The family founded Savitri Library in 1879. Its collection has been donated to Bangiya Sahitya Parishad.
I met the present generation of the Dattas at their 1 Raja Subodh Mullick Square house, a multi-storeyed building, where their stables and library was once located.
Sanat Kumar Datta, separated from Akrur by seven generations, said the family once owned properties in Clive Street, Canning Street and on Strand Road, where the Jessop’s dry dock was situated.
Once this used to be a 200-strong family. Now only two branches of the Dattas live there. His son Samit took me to the thakurdalan behind the flats. This is debuttar property belonging to the deities. After the front half of the structure was handed over to the developer, the funds it generated were used to repair it.
It was in bad shape, and about eight years ago, the first of the double row of five elegant lime-and-surki arches had to be knocked down and replaced with cement ones. The roof too was repaired. The crescent-shaped staircase is paved with marble now.
On the right of the thakurdalan is the residence of the priest, and the rooms on the left have occupants against whom an eviction suit has been filed. The images of Kali, Gopal, Chandi and Rajrajeshwar are worshipped daily. Chandeliers swathed in cloth hang from the ceiling.

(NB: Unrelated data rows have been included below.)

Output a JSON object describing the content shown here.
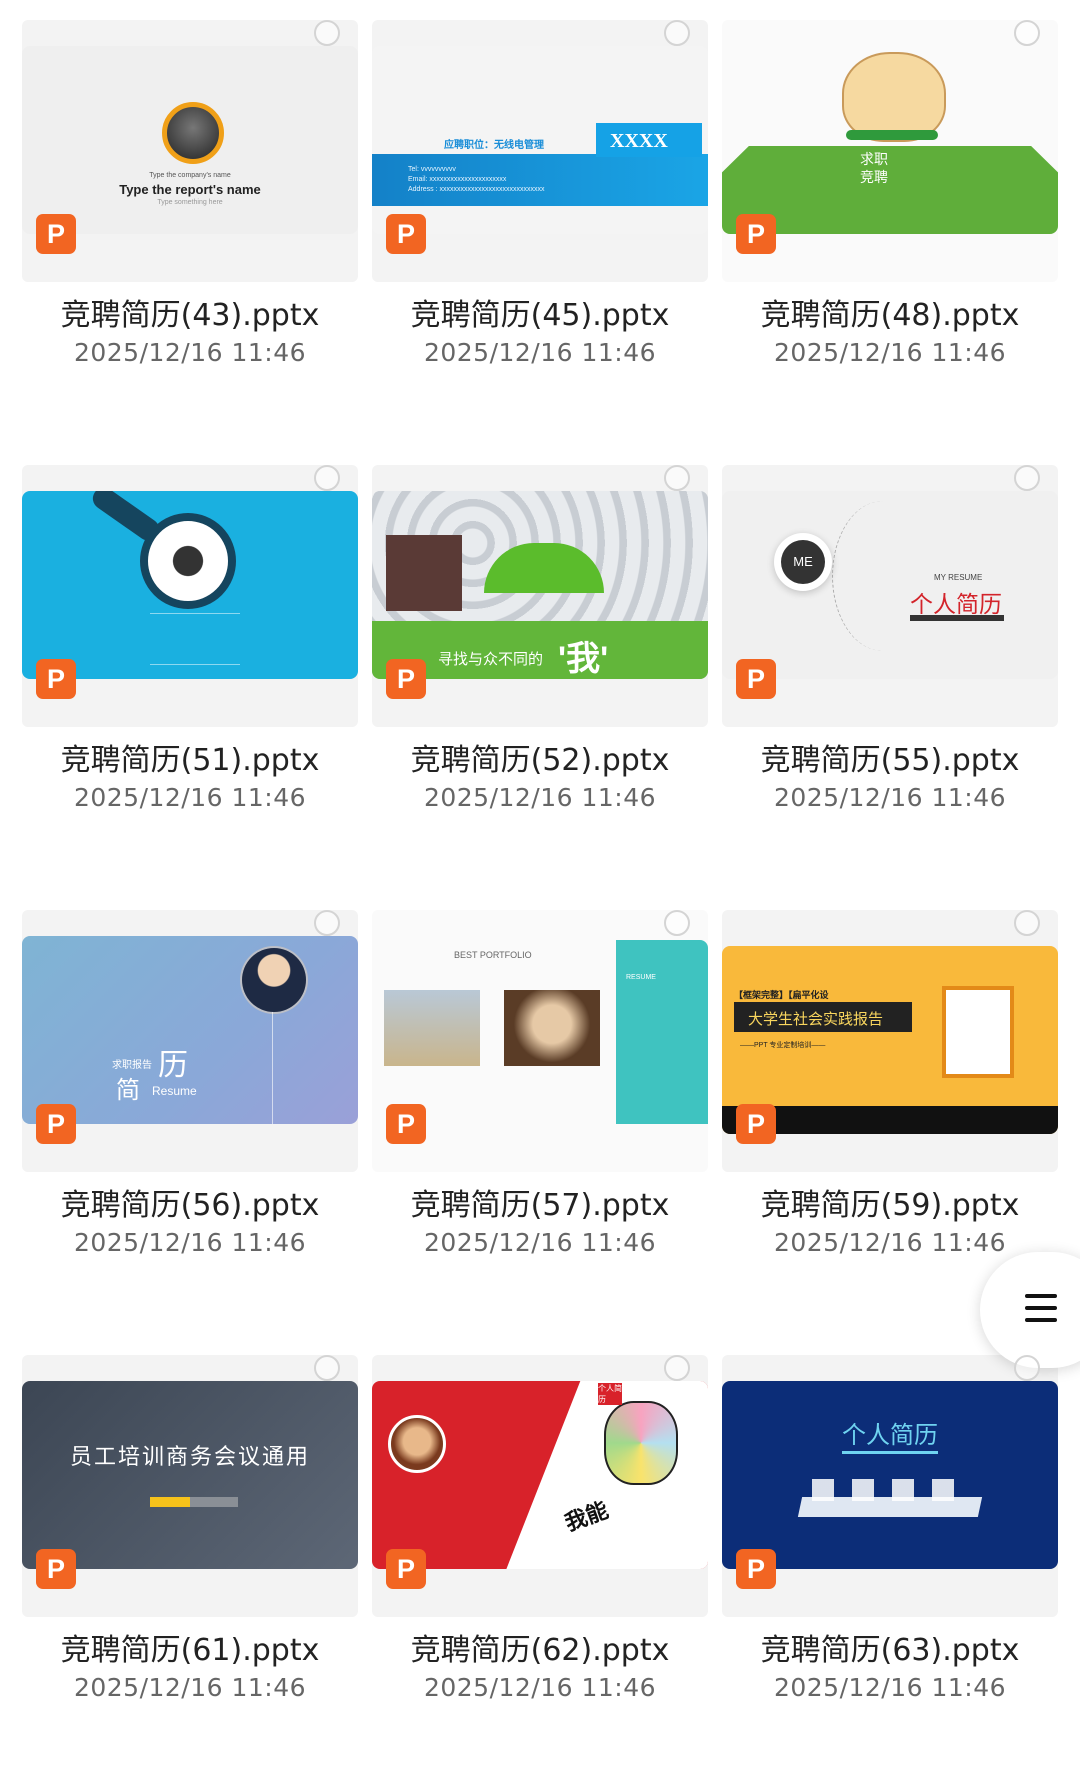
{
  "files": [
    {
      "name": "竞聘简历(43).pptx",
      "date": "2025/12/16 11:46"
    },
    {
      "name": "竞聘简历(45).pptx",
      "date": "2025/12/16 11:46"
    },
    {
      "name": "竞聘简历(48).pptx",
      "date": "2025/12/16 11:46"
    },
    {
      "name": "竞聘简历(51).pptx",
      "date": "2025/12/16 11:46"
    },
    {
      "name": "竞聘简历(52).pptx",
      "date": "2025/12/16 11:46"
    },
    {
      "name": "竞聘简历(55).pptx",
      "date": "2025/12/16 11:46"
    },
    {
      "name": "竞聘简历(56).pptx",
      "date": "2025/12/16 11:46"
    },
    {
      "name": "竞聘简历(57).pptx",
      "date": "2025/12/16 11:46"
    },
    {
      "name": "竞聘简历(59).pptx",
      "date": "2025/12/16 11:46"
    },
    {
      "name": "竞聘简历(61).pptx",
      "date": "2025/12/16 11:46"
    },
    {
      "name": "竞聘简历(62).pptx",
      "date": "2025/12/16 11:46"
    },
    {
      "name": "竞聘简历(63).pptx",
      "date": "2025/12/16 11:46"
    }
  ],
  "badge_letter": "P",
  "thumb_text": {
    "t43_small": "Type the company's name",
    "t43_title": "Type the report's name",
    "t43_sub": "Type something here",
    "t45_position": "应聘职位：无线电管理",
    "t45_box": "XXXX",
    "t45_tel": "Tel: vvvvvvvvvv",
    "t45_email": "Email: xxxxxxxxxxxxxxxxxxxxxx",
    "t45_address": "Address : xxxxxxxxxxxxxxxxxxxxxxxxxxxxxx",
    "t48_title": "求职竞聘",
    "t52_text": "寻找与众不同的",
    "t52_big": "'我'",
    "t55_me": "ME",
    "t55_myresume": "MY RESUME",
    "t55_title": "个人简历",
    "t56_a": "求职报告",
    "t56_b": "简",
    "t56_c": "历",
    "t56_d": "Resume",
    "t57_title": "BEST PORTFOLIO",
    "t57_side": "RESUME",
    "t59_tag": "【框架完整】【扁平化设",
    "t59_title": "大学生社会实践报告",
    "t59_sub": "——PPT 专业定制培训——",
    "t61_title": "员工培训商务会议通用",
    "t62_text": "我能",
    "t62_corner": "个人简历",
    "t63_title": "个人简历"
  },
  "colors": {
    "ppt_orange": "#f26522",
    "cyan": "#1ab0e0",
    "green": "#5fae3a",
    "teal": "#3fc3c0",
    "yellow": "#f9b93b",
    "red": "#d8222a",
    "navy": "#0c2d78"
  }
}
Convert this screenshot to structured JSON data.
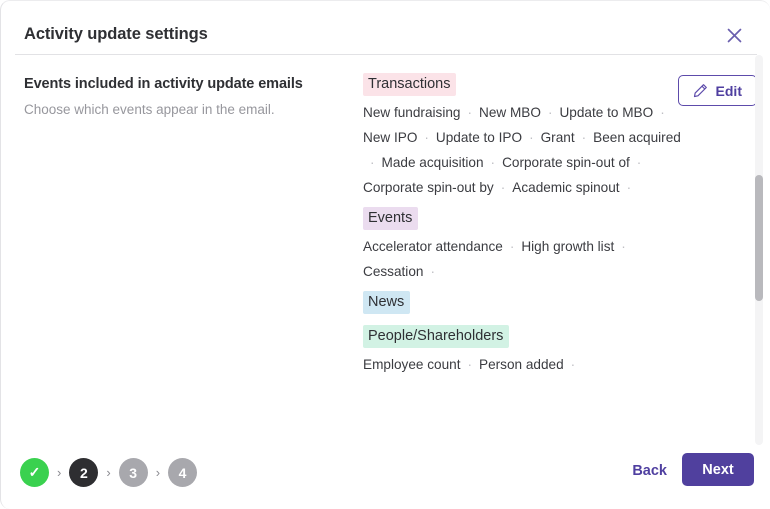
{
  "dialog": {
    "title": "Activity update settings",
    "close_icon": "close-icon"
  },
  "left": {
    "heading": "Events included in activity update emails",
    "subtext": "Choose which events appear in the email."
  },
  "edit_button": {
    "label": "Edit",
    "icon": "pencil-icon"
  },
  "categories": [
    {
      "name": "Transactions",
      "color": "#fbe3e8",
      "items": [
        "New fundraising",
        "New MBO",
        "Update to MBO",
        "New IPO",
        "Update to IPO",
        "Grant",
        "Been acquired",
        "Made acquisition",
        "Corporate spin-out of",
        "Corporate spin-out by",
        "Academic spinout"
      ]
    },
    {
      "name": "Events",
      "color": "#ebdcef",
      "items": [
        "Accelerator attendance",
        "High growth list",
        "Cessation"
      ]
    },
    {
      "name": "News",
      "color": "#cfe7f3",
      "items": []
    },
    {
      "name": "People/Shareholders",
      "color": "#d2f2e4",
      "items": [
        "Employee count",
        "Person added"
      ]
    }
  ],
  "footer": {
    "steps": [
      {
        "label": "✓",
        "state": "done"
      },
      {
        "label": "2",
        "state": "active"
      },
      {
        "label": "3",
        "state": "todo"
      },
      {
        "label": "4",
        "state": "todo"
      }
    ],
    "step_separator": "›",
    "back_label": "Back",
    "next_label": "Next"
  }
}
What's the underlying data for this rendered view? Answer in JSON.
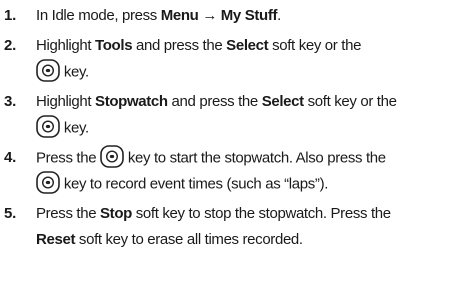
{
  "steps": [
    {
      "number": "1.",
      "lines": [
        {
          "t1": "In Idle mode, press ",
          "b1": "Menu → My Stuff",
          "t2": "."
        }
      ]
    },
    {
      "number": "2.",
      "lines": [
        {
          "t1": "Highlight ",
          "b1": "Tools",
          "t2": " and press the ",
          "b2": "Select",
          "t3": " soft key or the"
        },
        {
          "t_after_icon": " key."
        }
      ]
    },
    {
      "number": "3.",
      "lines": [
        {
          "t1": "Highlight ",
          "b1": "Stopwatch",
          "t2": " and press the ",
          "b2": "Select",
          "t3": " soft key or the"
        },
        {
          "t_after_icon": " key."
        }
      ]
    },
    {
      "number": "4.",
      "lines": [
        {
          "t1": "Press the ",
          "t2": " key to start the stopwatch. Also press the"
        },
        {
          "t_after_icon": " key to record event times (such as “laps”)."
        }
      ]
    },
    {
      "number": "5.",
      "lines": [
        {
          "t1": "Press the ",
          "b1": "Stop",
          "t2": " soft key to stop the stopwatch. Press the"
        },
        {
          "b1": "Reset",
          "t2": " soft key to erase all times recorded."
        }
      ]
    }
  ],
  "icons": {
    "center_key": "center-select-key-icon"
  }
}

When I visited the thakurdalan in 1983, I was told that when the puja began in the late 18th century, Bengal lived in constant fear of invasions by Arakense and Maratha marauders. So there was a hideout under the thakurdalan. The tunnel opened on to Wellington Square, from where one could escape in a sloop.
The creek, after which the nearby “row” was named, used to flow close by. The creek dried up long ago. Now the hideout is blocked.
The thakurdalan once used to be visible from the road itself. Now it is screened by the block of flats.